As The Clone Wars begins there are three noticeably absent things: no Fox fanfare (this is a Warner Bros release), no John Williams score and no opening crawl. Yes this is Star Wars, but not as you know it.
The seventh big screen Star Wars outing, TCW serves as an animated introduction to the toon tales set to unfold on a TV channel near you soon. Set between Episodes II and III (in one of the most mysterious and anticipated timeframes from the Star Wars universe), TCW is the story of how a galaxy-wide civil war causes the Republic to crumble, the Jedi Order to fall and an Empire to rise up from the ashes to seize control.
Brought to life through unique computer generation unlike anything else you’ve ever seen, TCW is a departure from both the larger live-action galaxy and the Genndy Tartakovsky-produced micro-series that previously explored the beginnings of the conflict. It might take die hards some time to get used to, but once the initial shock at the distinctive style passes there’s plenty to appreciate.
The look is Thunderbirds marionette people meets Japanese manga. It’s weird but it works. Characters move about in a slightly jerky, puppet on a string style, interacting with gorgeously rendered and textured backgrounds and environments. Combined, the whole thing has a strangely hyper-real quality to it; recognisable (especially in the stylised faces of our heroes and villains) but alien at the same time.
Returning to fight the good/evil fight are all the prequel series’ main players (voiced in the majority by sound-alikes): Obi-Wan, Anakin, Amidala, Yoda, Mace Windu, Chancellor Palpatine, Count Dooku, everyone’s favourite droids C-3PO and R2-D2 and the kiwi-sounding clone army. There are of course some new characters to meet and greet too (as many more are to follow in the TV show for sure). The most prominent of these is Anakin’s new Padawan apprentice, Ahsoka Tano.
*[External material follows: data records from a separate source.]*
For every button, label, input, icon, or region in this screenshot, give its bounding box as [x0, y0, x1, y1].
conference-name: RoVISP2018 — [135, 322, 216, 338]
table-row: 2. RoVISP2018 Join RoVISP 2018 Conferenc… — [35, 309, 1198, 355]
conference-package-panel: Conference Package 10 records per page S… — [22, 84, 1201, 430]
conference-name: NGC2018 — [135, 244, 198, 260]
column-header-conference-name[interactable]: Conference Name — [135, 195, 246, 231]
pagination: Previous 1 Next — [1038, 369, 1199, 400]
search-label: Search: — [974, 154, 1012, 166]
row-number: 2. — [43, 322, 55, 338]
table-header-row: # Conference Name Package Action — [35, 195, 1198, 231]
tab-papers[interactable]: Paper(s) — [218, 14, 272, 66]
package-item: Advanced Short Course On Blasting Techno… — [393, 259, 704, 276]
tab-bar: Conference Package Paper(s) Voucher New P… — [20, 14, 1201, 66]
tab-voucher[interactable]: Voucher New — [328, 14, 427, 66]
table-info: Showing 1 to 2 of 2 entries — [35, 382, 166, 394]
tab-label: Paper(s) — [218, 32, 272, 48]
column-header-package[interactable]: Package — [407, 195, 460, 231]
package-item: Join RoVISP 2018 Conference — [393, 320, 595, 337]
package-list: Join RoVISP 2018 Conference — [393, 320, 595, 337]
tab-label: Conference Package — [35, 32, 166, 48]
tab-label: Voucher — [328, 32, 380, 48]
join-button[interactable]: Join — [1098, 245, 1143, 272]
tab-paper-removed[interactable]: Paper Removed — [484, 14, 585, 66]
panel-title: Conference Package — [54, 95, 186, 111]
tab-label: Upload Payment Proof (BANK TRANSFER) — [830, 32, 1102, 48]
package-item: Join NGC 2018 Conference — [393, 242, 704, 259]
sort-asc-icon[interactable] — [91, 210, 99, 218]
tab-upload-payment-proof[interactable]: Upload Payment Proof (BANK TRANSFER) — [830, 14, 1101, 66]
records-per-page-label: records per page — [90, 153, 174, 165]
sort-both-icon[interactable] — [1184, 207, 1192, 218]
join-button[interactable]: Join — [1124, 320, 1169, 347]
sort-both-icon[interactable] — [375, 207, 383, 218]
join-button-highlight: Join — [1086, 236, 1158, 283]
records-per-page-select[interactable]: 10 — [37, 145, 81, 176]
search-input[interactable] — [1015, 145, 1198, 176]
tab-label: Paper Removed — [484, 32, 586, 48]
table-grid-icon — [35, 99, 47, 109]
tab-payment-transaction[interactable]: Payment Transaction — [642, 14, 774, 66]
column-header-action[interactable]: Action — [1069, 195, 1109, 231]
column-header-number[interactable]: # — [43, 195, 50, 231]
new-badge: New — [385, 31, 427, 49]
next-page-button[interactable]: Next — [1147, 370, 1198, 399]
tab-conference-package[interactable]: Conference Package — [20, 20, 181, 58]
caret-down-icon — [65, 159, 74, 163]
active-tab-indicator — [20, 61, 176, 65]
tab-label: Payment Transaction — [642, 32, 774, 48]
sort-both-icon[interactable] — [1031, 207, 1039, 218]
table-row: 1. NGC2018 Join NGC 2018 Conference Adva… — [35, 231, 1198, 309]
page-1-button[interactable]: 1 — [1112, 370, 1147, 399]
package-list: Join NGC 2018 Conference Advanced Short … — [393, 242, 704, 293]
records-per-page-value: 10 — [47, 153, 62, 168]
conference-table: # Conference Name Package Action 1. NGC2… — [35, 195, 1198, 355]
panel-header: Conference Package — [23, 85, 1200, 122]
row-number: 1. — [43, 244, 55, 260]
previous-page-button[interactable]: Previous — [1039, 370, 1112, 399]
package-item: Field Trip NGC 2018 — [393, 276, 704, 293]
An annoyingly chipper and brattish teen thrown into the fray ahead of schedule due to the ever-dwindling supply of Jedi, Ahsoka embodies the slightly skewed tone of TCW movie and perhaps the series to follow. Geared more towards the younger generation, there is a lightness and frivolity to the proceedings in comparison to the movies that may take some getting used to (as Ahsoka is also probably going to).
That’s not to say it’s all jokey fun and games, there is an intergalactic battle going on after all. So to balance out Ahsoka’s kiddish addition, we have the sinister, dual lightsaber swinging Asajj Ventress returning from the micro-series to aid the rise of the dark side. The most effective new villain in the Star Wars saga since Vader himself, the more we get of Ventress as the series goes on the better.
In truth a little overlong, The Clone Wars will undoubtedly work much better as 30-minute snippets on a week-by-week basis. But despite that, there’s no doubt that this serves as an effective introduction to the impending show and proves that no matter the format, the continuing Star Wars adventures are always welcome on the silver (or small) screen.